A Flexible Photovoltaic Fatigue Factor for Quantification of Mechanical Device Performance
Lulu Sun, Kenjiro Fukuda, Ruiqi Guo, Luigi A. Castriotta, Karen Forberich, Yinhua Zhou, Takao Someya, Christoph J. Brabec, Osbel AlmoraAbstract
Flexible emerging photovoltaic technologies, such as organic and perovskite photovoltaics, hold great potential for integration into tents, wearable electronics, and other portable applications. Recently, Fukuda et al. (2024) propose a bending test protocol for standardizing the mechanical performance characterization of flexible solar cells, focusing on 1% strain over 1 000 bending cycles.

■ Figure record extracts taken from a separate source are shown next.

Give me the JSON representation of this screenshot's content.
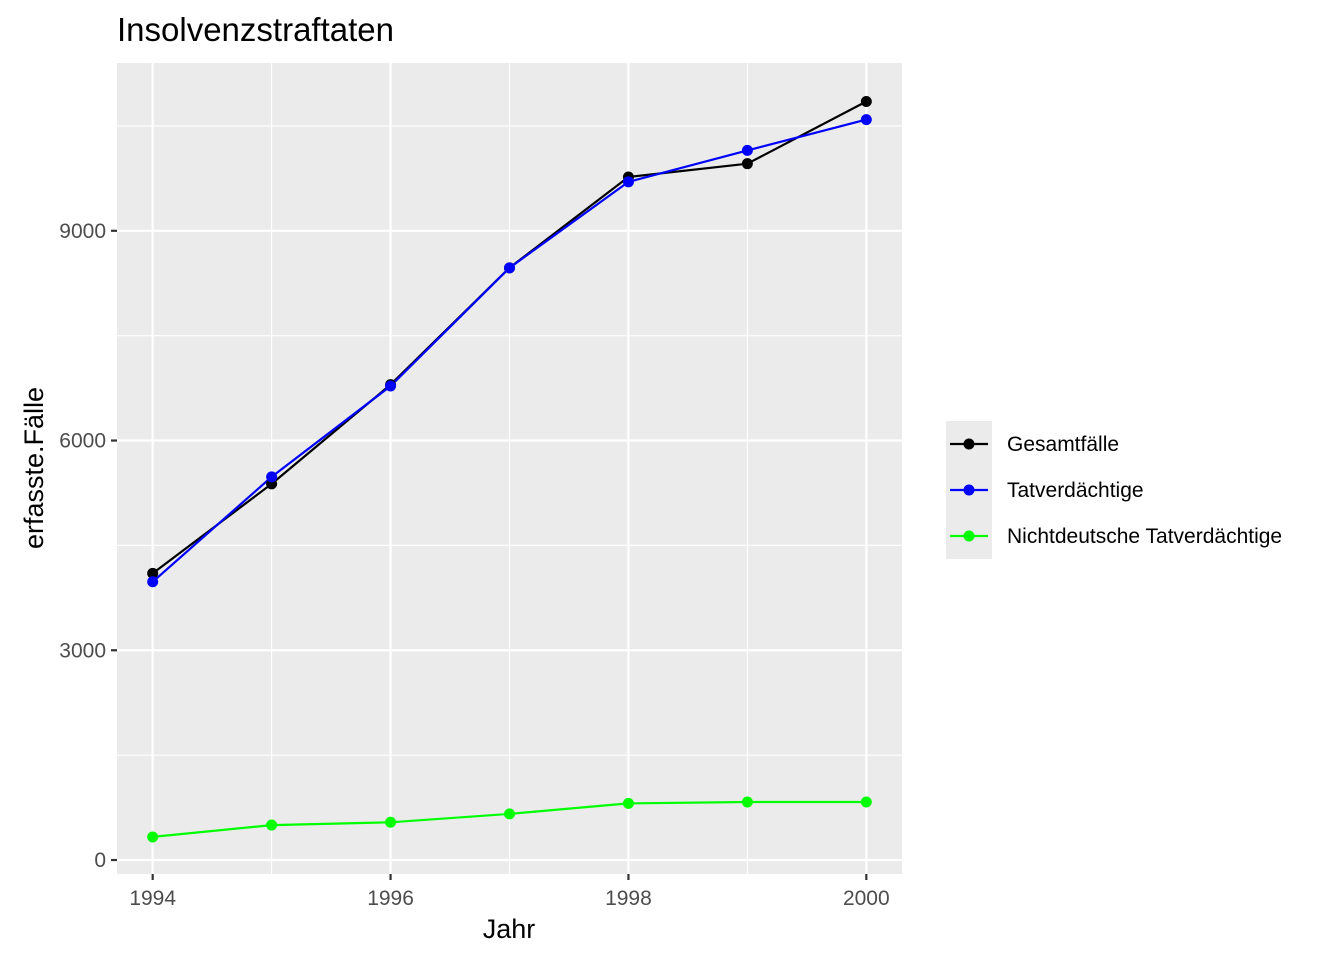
{
  "chart_data": {
    "type": "line",
    "title": "Insolvenzstraftaten",
    "xlabel": "Jahr",
    "ylabel": "erfasste.Fälle",
    "x": [
      1994,
      1995,
      1996,
      1997,
      1998,
      1999,
      2000
    ],
    "xlim": [
      1993.7,
      2000.3
    ],
    "ylim": [
      -200,
      11400
    ],
    "xticks": [
      1994,
      1996,
      1998,
      2000
    ],
    "xtick_labels": [
      "1994",
      "1996",
      "1998",
      "2000"
    ],
    "yticks": [
      0,
      3000,
      6000,
      9000
    ],
    "ytick_labels": [
      "0",
      "3000",
      "6000",
      "9000"
    ],
    "grid": true,
    "legend_position": "right",
    "series": [
      {
        "name": "Gesamtfälle",
        "color": "#000000",
        "values": [
          4100,
          5380,
          6800,
          8470,
          9770,
          9960,
          10850
        ]
      },
      {
        "name": "Tatverdächtige",
        "color": "#0000ff",
        "values": [
          3980,
          5480,
          6780,
          8470,
          9700,
          10150,
          10590
        ]
      },
      {
        "name": "Nichtdeutsche Tatverdächtige",
        "color": "#00ff00",
        "values": [
          330,
          500,
          540,
          660,
          810,
          830,
          830
        ]
      }
    ]
  }
}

This marked an important step toward establishing consistency and good practices in the literature. However, even with this unified protocol, accurately comparing the mechanical flexibility of solar cells is hindered by the variated influence of parameters like thickness, bending radius, and power conversion efficiency (PCE) evolution during mechanical testing. Herein, a new figure of merit is introduced, the flexible photovoltaic fatigue factor (F), which integrates PCE retention, strain, and bending cycles into a cohesive framework. Guided by a detailed multilayer mechanical model, this metric enables more accurate strain analysis and promotes consistent reporting, paving the way for performance optimization in flexible photovoltaics.